Dans deux jours tu auras quinze ans. L'avant-veille de la rentrée, tu rends visite à ton père après avoir parcouru douze kilomètres. [... ]

Il te répugne de pénétrer dans cette maison sans pouvoir t'annoncer. Aussi restes- tu un long moment avec ta main sur le loquet avant de trouver le courage de pousser la porte.

Tu es là debout au milieu de la cuisine, bras ballants, dansant d'un pied sur l'autre. Tu penses à celle qui a vécu là et qui, après en être partie, n'y est jamais revenue. Tu voudrais repartir mais tu t'imposes de rester quelques minutes. Le père constate que tu as grandi et te demande si tu travailles bien à ton école. Tu profites de ce qu'il mentionne celle-ci pour expliquer qu'à la caserne vos chambres ne sont pas chauffées, que l'année dernière tu as souffert du froid, et justement... tu venais demander s'il serait possible qu'on t'achète un pull. La femme qui est là répond d'une voix sèche qu'il ne faut pas y penser, qu'ils n'ont pas d'argent à gaspiller.

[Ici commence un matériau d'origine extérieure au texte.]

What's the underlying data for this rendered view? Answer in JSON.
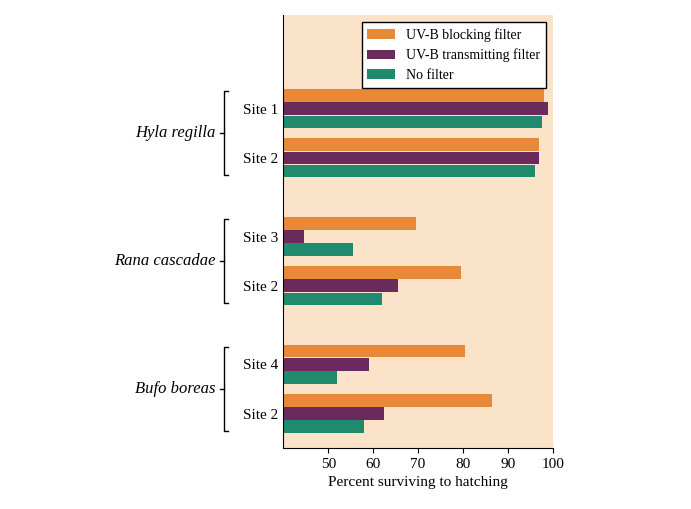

Tu sautes sur ton vélo et te mets à pédaler avec rage, les yeux larmoyants.

Comme tu t'engages dans la descente raide, tu décides que tu ne te serviras pas des freins. Si tu te tues, ce sera la preuve que tu ne méritais pas de vivre. [... ] Tu descends singulièrement vite. Parvenu à l'endroit qui décidera de ton sort, le pneu avant éclate, tu es sévèrement secoué, et mains crispées sur les poignées du guidon, tombant à la renverse, tu vois soudain ton vélo au-dessus de toi avec ses roues qui tournent lentement contre le ciel. Vision fort brève qui n'a duré que le temps de ta chute, mais qui s'est gravée en toi, et qui, plus tard, a souvent resurgi. [... ]

Tu retournes à ton école avec tes bro­dequins désormais trop petits et qui t'obligent à marcher les pieds en dedans, tu as mal partout mais tu n'y attaches aucune importance : tu as l'inestima­ble satisfaction de te dire que le destin a prouvé qu'il t'accordait le droit de vivre.

 

                                                                       Charles Juliet, Lambeaux, P.O.L., 1995.

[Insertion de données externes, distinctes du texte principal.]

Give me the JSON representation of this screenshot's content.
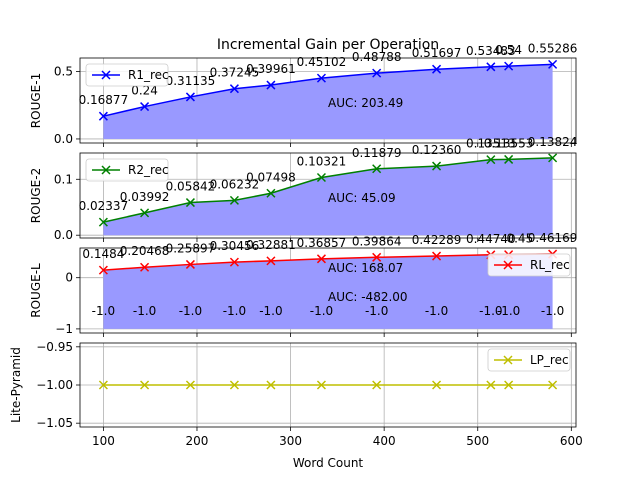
{
  "figure": {
    "title": "Incremental Gain per Operation",
    "xlabel": "Word Count"
  },
  "chart_data": [
    {
      "type": "line",
      "ylabel": "ROUGE-1",
      "series": [
        {
          "name": "R1_rec",
          "color": "#0000ff",
          "x": [
            100,
            144,
            193,
            240,
            279,
            333,
            392,
            456,
            514,
            533,
            580
          ],
          "values": [
            0.16877,
            0.24,
            0.31135,
            0.37245,
            0.39961,
            0.45102,
            0.48788,
            0.51697,
            0.53483,
            0.54,
            0.55286
          ]
        }
      ],
      "point_labels": [
        "0.16877",
        "",
        "0.31135",
        "0.37245",
        "0.39961",
        "0.45102",
        "0.48788",
        "0.51697",
        "0.53483",
        "",
        "0.55286"
      ],
      "extra_labels": [
        {
          "text": "0.24",
          "x": 144,
          "y": 0.24
        },
        {
          "text": "0.54",
          "x": 533,
          "y": 0.54
        }
      ],
      "auc": "AUC: 203.49",
      "fill_color": "#9999ff",
      "xlim": [
        75,
        605
      ],
      "ylim": [
        -0.03,
        0.6
      ],
      "yticks": [
        0.0,
        0.5
      ],
      "ytick_labels": [
        "0.0",
        "0.5"
      ],
      "legend": "upper left",
      "grid": true
    },
    {
      "type": "line",
      "ylabel": "ROUGE-2",
      "series": [
        {
          "name": "R2_rec",
          "color": "#008000",
          "x": [
            100,
            144,
            193,
            240,
            279,
            333,
            392,
            456,
            514,
            533,
            580
          ],
          "values": [
            0.02337,
            0.03992,
            0.05842,
            0.06232,
            0.07498,
            0.10321,
            0.11879,
            0.1236,
            0.13513,
            0.13553,
            0.13824
          ]
        }
      ],
      "point_labels": [
        "0.02337",
        "0.03992",
        "0.05842",
        "0.06232",
        "0.07498",
        "0.10321",
        "0.11879",
        "0.12360",
        "0.13513",
        "0.13553",
        "0.13824"
      ],
      "extra_labels": [],
      "auc": "AUC: 45.09",
      "fill_color": "#9999ff",
      "xlim": [
        75,
        605
      ],
      "ylim": [
        -0.005,
        0.147
      ],
      "yticks": [
        0.0,
        0.1
      ],
      "ytick_labels": [
        "0.0",
        "0.1"
      ],
      "legend": "upper left",
      "grid": true
    },
    {
      "type": "line",
      "ylabel": "ROUGE-L",
      "series": [
        {
          "name": "RL_rec",
          "color": "#ff0000",
          "x": [
            100,
            144,
            193,
            240,
            279,
            333,
            392,
            456,
            514,
            533,
            580
          ],
          "values": [
            0.1484,
            0.20468,
            0.25897,
            0.30456,
            0.32881,
            0.36857,
            0.39864,
            0.42289,
            0.4474,
            0.45,
            0.46169
          ]
        }
      ],
      "point_labels": [
        "0.1484",
        "0.20468",
        "0.25897",
        "0.30456",
        "0.32881",
        "0.36857",
        "0.39864",
        "0.42289",
        "0.44740",
        "",
        "0.46169"
      ],
      "extra_labels": [
        {
          "text": "0.45",
          "x": 545,
          "y": 0.45
        }
      ],
      "second_series_labels": {
        "text": "-1.0",
        "x": [
          100,
          144,
          193,
          240,
          279,
          333,
          392,
          456,
          514,
          533,
          580
        ],
        "y": -1.0
      },
      "auc": "AUC: 168.07",
      "auc2": "AUC: -482.00",
      "fill_color": "#9999ff",
      "fill_to": -1.0,
      "xlim": [
        75,
        605
      ],
      "ylim": [
        -1.08,
        0.58
      ],
      "yticks": [
        -1,
        0
      ],
      "ytick_labels": [
        "−1",
        "0"
      ],
      "legend": "upper right",
      "grid": true
    },
    {
      "type": "line",
      "ylabel": "Lite-Pyramid",
      "series": [
        {
          "name": "LP_rec",
          "color": "#bfbf00",
          "x": [
            100,
            144,
            193,
            240,
            279,
            333,
            392,
            456,
            514,
            533,
            580
          ],
          "values": [
            -1.0,
            -1.0,
            -1.0,
            -1.0,
            -1.0,
            -1.0,
            -1.0,
            -1.0,
            -1.0,
            -1.0,
            -1.0
          ]
        }
      ],
      "point_labels": [],
      "extra_labels": [],
      "auc": "",
      "xlim": [
        75,
        605
      ],
      "ylim": [
        -1.055,
        -0.945
      ],
      "yticks": [
        -1.05,
        -1.0,
        -0.95
      ],
      "ytick_labels": [
        "−1.05",
        "−1.00",
        "−0.95"
      ],
      "xticks": [
        100,
        200,
        300,
        400,
        500,
        600
      ],
      "xtick_labels": [
        "100",
        "200",
        "300",
        "400",
        "500",
        "600"
      ],
      "legend": "upper right",
      "grid": true
    }
  ]
}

Lettre rédigée par SAAD  ZNAÎDI    3/2A

                                                 NOTE OBTENUE:  19 / 20

 Nice, le lundi 10 novembre 1990

                    Cher père,

J’ai hésité un moment avant de t’écrire cette lettre. Comme tu le sais, je n’ai demandé qu’un pull lors de ma dernière visite parce qu’ici à la caserne, les chambres ne sont pas chauffées et j’ai beaucoup souffert de froid.

Le fait que tu n’as pas agi quand ta femme a refusé d’une voix sévère et plaine de haine m’a fait beaucoup de peine et à cause de ton comportement, j’ai failli mourir. J’étais désespéré, malheureux, en colère mais j’ai survécu à ma tentative de suicide et je suis convaincu que le destin m’a accordé une deuxième chance.

 Chaque fois, que je te rends visite, je me souviens des beaux jours. Ceux où maman était là. Nous n’étions pas riches, certes, mais par contre nous étions heureux.

Père, maintenant, ce que je te demande, c’est d’essayer de me comprendre, te rapprocher de moi et de t’éloigner le plus possible de l’emprise de ta femme et sache que personne ne remplacera maman.

À bientôt,

Avec tous mes respects.

                                                           Charles.